The official 2019 “Day of Hope: Encouraging Prevention and Recovery” is Sunday, September 15. But a Day of Hope that encourages prevention and recovery can happen any Sunday—maybe several Sundays—throughout the year.
A Day of Hope is a day when we intentionally lift up resources, offer a time of consolation, and share stories of recovery. It is a day to educate and to intentionally work to break down stigma and shame. It is a time to proclaim support and to think about how we walk alongside people into new life.
Please plan to participate. If not this Sunday, then plan another Sunday to lift up prayers, have conversations, and develop action plans around how your faith community can become a part of helping our people and our communities become a resource and support for recovery.
As United Methodists our official statement on Alcohol and Other Drugs reads:
“We affirm our long-standing support of abstinence from alcohol as a faithful witness to God’s liberating and redeeming love for persons. We support abstinence from the use of any illegal drugs.

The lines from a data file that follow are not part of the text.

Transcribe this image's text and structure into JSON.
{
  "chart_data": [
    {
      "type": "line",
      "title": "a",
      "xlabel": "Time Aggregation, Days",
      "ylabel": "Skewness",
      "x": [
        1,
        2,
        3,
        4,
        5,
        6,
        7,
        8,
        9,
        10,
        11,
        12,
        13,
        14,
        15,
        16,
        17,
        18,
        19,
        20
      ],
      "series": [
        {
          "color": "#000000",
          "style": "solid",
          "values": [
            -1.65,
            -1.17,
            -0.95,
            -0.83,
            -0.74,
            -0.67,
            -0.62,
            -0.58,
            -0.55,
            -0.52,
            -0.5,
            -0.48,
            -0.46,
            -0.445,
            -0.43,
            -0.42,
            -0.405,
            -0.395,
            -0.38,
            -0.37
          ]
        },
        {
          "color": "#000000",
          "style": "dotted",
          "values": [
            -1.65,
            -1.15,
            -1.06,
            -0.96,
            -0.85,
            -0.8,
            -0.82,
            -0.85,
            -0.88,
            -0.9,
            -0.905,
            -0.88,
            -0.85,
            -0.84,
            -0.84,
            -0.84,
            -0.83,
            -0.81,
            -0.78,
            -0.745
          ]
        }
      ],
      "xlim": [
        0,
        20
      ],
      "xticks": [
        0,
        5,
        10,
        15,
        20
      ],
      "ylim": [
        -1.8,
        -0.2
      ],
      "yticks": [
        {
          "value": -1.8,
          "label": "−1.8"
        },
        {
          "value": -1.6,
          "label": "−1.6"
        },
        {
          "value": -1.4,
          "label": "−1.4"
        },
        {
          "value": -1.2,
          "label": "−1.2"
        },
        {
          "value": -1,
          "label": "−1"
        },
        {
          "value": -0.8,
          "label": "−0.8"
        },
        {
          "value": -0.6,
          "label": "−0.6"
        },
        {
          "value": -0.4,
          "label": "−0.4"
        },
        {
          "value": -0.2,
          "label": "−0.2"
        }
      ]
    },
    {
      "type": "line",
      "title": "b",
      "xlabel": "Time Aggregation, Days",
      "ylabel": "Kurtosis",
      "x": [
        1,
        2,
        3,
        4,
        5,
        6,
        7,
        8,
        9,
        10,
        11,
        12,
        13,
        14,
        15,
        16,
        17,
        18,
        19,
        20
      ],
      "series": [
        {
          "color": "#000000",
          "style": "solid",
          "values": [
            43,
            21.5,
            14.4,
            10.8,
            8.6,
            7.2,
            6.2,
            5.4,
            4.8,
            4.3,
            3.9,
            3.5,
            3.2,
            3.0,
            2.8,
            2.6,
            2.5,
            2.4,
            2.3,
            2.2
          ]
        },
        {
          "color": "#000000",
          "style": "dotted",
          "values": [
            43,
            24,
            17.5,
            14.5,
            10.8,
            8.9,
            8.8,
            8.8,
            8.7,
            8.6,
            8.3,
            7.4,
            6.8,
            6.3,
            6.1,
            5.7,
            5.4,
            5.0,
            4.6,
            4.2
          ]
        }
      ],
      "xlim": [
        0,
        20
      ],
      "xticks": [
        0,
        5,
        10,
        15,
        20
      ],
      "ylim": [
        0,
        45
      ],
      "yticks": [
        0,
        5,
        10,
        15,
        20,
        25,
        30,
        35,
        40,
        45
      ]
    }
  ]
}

Since the use of illegal drugs, as well as illegal and problematic use of alcohol, is a major factor in crime, disease, death, and family dysfunction, we support educational programs as well as other prevention strategies encouraging abstinence from illegal drug use and, with regard to those who choose to consume alcoholic beverages, judicious use with deliberate and intentional restraint, with Scripture as a guide.
[…] We commit ourselves to assisting those who suffer from abuse or dependence, and their families, in finding freedom through Jesus Christ and in finding good opportunities for treatment, for ongoing counseling, and for reintegration into society.” (Paragraph 162 (L) The Book of Discipline 2016, page 124-125)
My ongoing prayer is that Days of Hope will begin and/or continue some solution-oriented discussions in every congregation, creating a climate of support for families and individuals. My hope is that these discussions lead to actions that seek to support those who are in recovery and sustained abstinence from substances of abuse.
My hope is that in raising our levels of awareness and education we will discover that we can do something to support our youth, assisting them to live drug-free lives.
As a people of faith, we are to offer compassion for those suffering, ministries of healing for those who are sick, and hospitality within our sanctuaries for those seeking comfort and hope. The Substance Abuse Prevention agencies across the state of West Virginia stand ready to assist you and your faith community with resources, information and workshops to assist all of us in creating a true day of hope.
I invite you into serious discussion in your church and community about actions that can be taken as we share in this Day of Hope.